Ostblock Reloaded
Als 1968 die Reformer in der Tschechoslowakei auf dem Höhepunkt ihrer Macht waren, da blickten die Journalisten der westeuropäischen Nachbarstaaten mit viel Aufmerksamkeit und Sympathie nach Prag. Nun, vierzig Jahre nach der Niederschlagung des Prager Frühlings, vermitteln viele Medien den Eindruck, dass Tschechen, Deutsche und Österreicher einander damals näher waren als heute. Das Zusammenleben in Freiheit, Demokratie und EU scheint selbstverständlich geworden zu sein – oder es wurde überhaupt nie richtig wahrgenommen.
Scheuklappen gibt es aber auch anderswo. Als etwa vor einigen Wochen der Tscheche Karel Brückner Teamchef der österreichischen Fußball-Nationalmannschaft wurde, da fragte ihn einer der ältesten Hasen unter den Wiener Sportreportern auf der Einstands-Pressekonferenz, ob er auch Leute aus der Tschechoslowakei in seinen Mitarbeiterstab aufnehmen werde. Die Tschechoslowakei gibt es seit über 15 Jahren nicht mehr! Sie teilte sich am 1. Januar 1993 in zwei selbstständige Staaten. Ist es vielleicht übertriebene political correctness, von einem Journalisten eines öffentlich-rechtlichen Mediums zu erwarten, dass er seine Nachbarländer kennt?
Und einen hab ich noch: Im deutschen Fernsehen analysierte eine Reporterin jüngst den Georgien-Konflikt und stellte dabei einen durchaus berechtigten Zusammenhang her zur Stationierung eines US-Raketenabwehrsystems in Tschechien und Polen.
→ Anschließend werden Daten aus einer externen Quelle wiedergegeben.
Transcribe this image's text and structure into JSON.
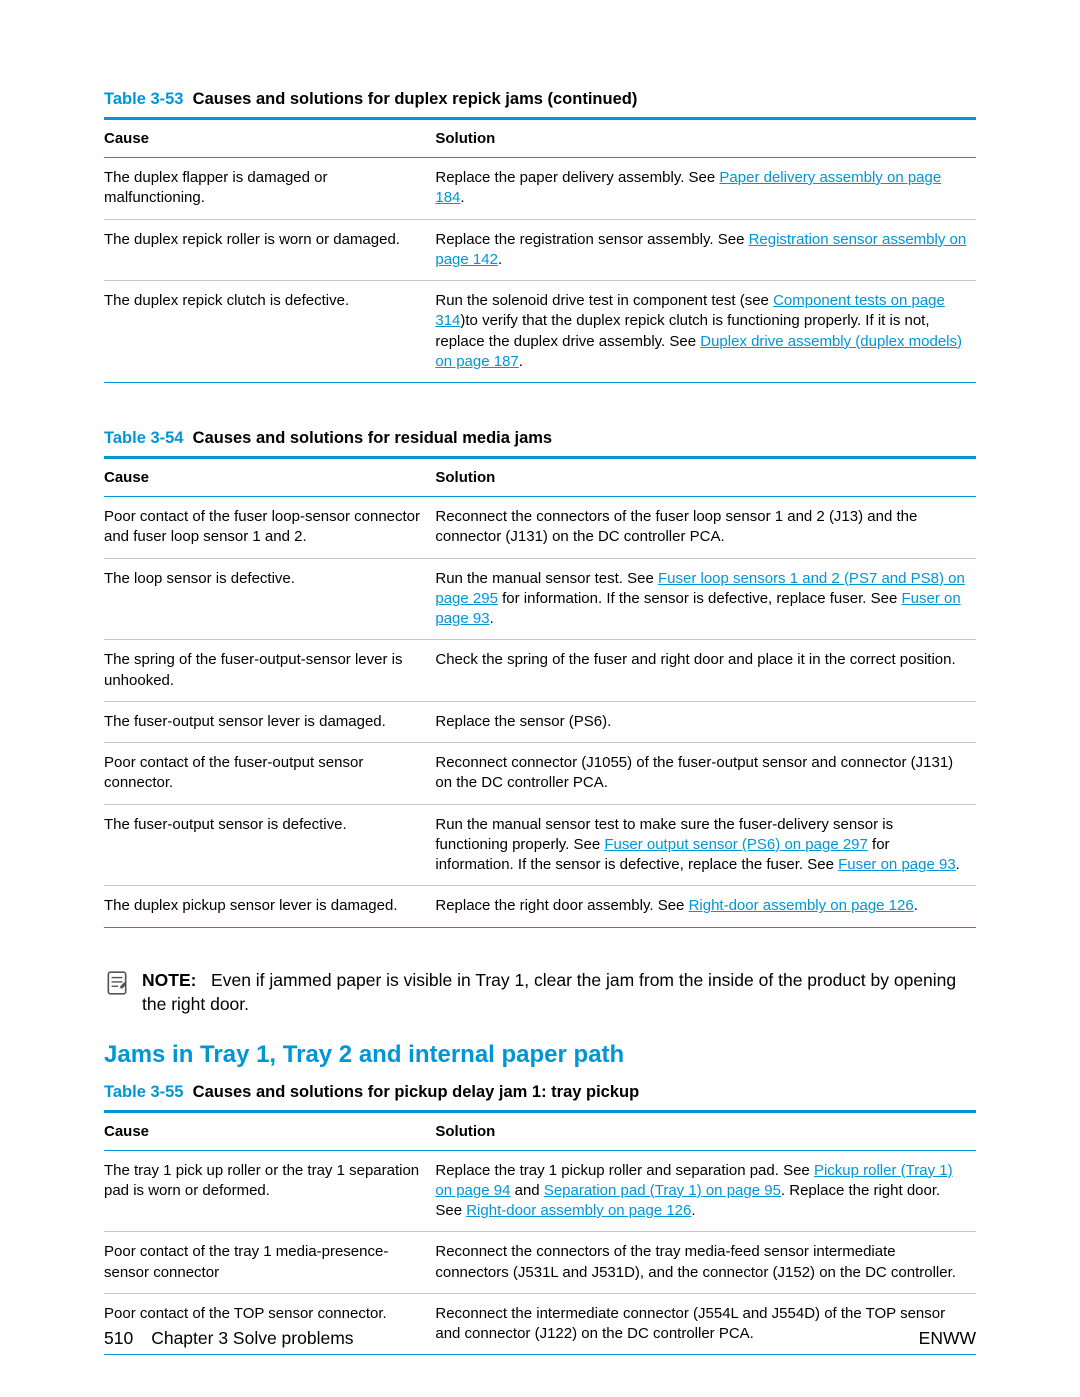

Doch gleich darauf kam der alles zusammenfassende Schlusssatz: Es gebe eben noch viel Gezänk „in der Region“. In was für einer Region denn? In der Region rund um Moskau, Tiflis und die beiden EU-Hauptstädte Prag und Warschau?
Seit Jahren debattieren Intellektuelle und Interessierte, von Jürgen Habermas bis zu Studenten des Deutsch-Tschechischen Jugendforums, über die Entstehung einer europäischen Öffentlichkeit. Der Eiserne Vorhang wird sich dazu allerdings noch ein gutes Stück heben müssen. Auch in manchen Redaktionsstuben.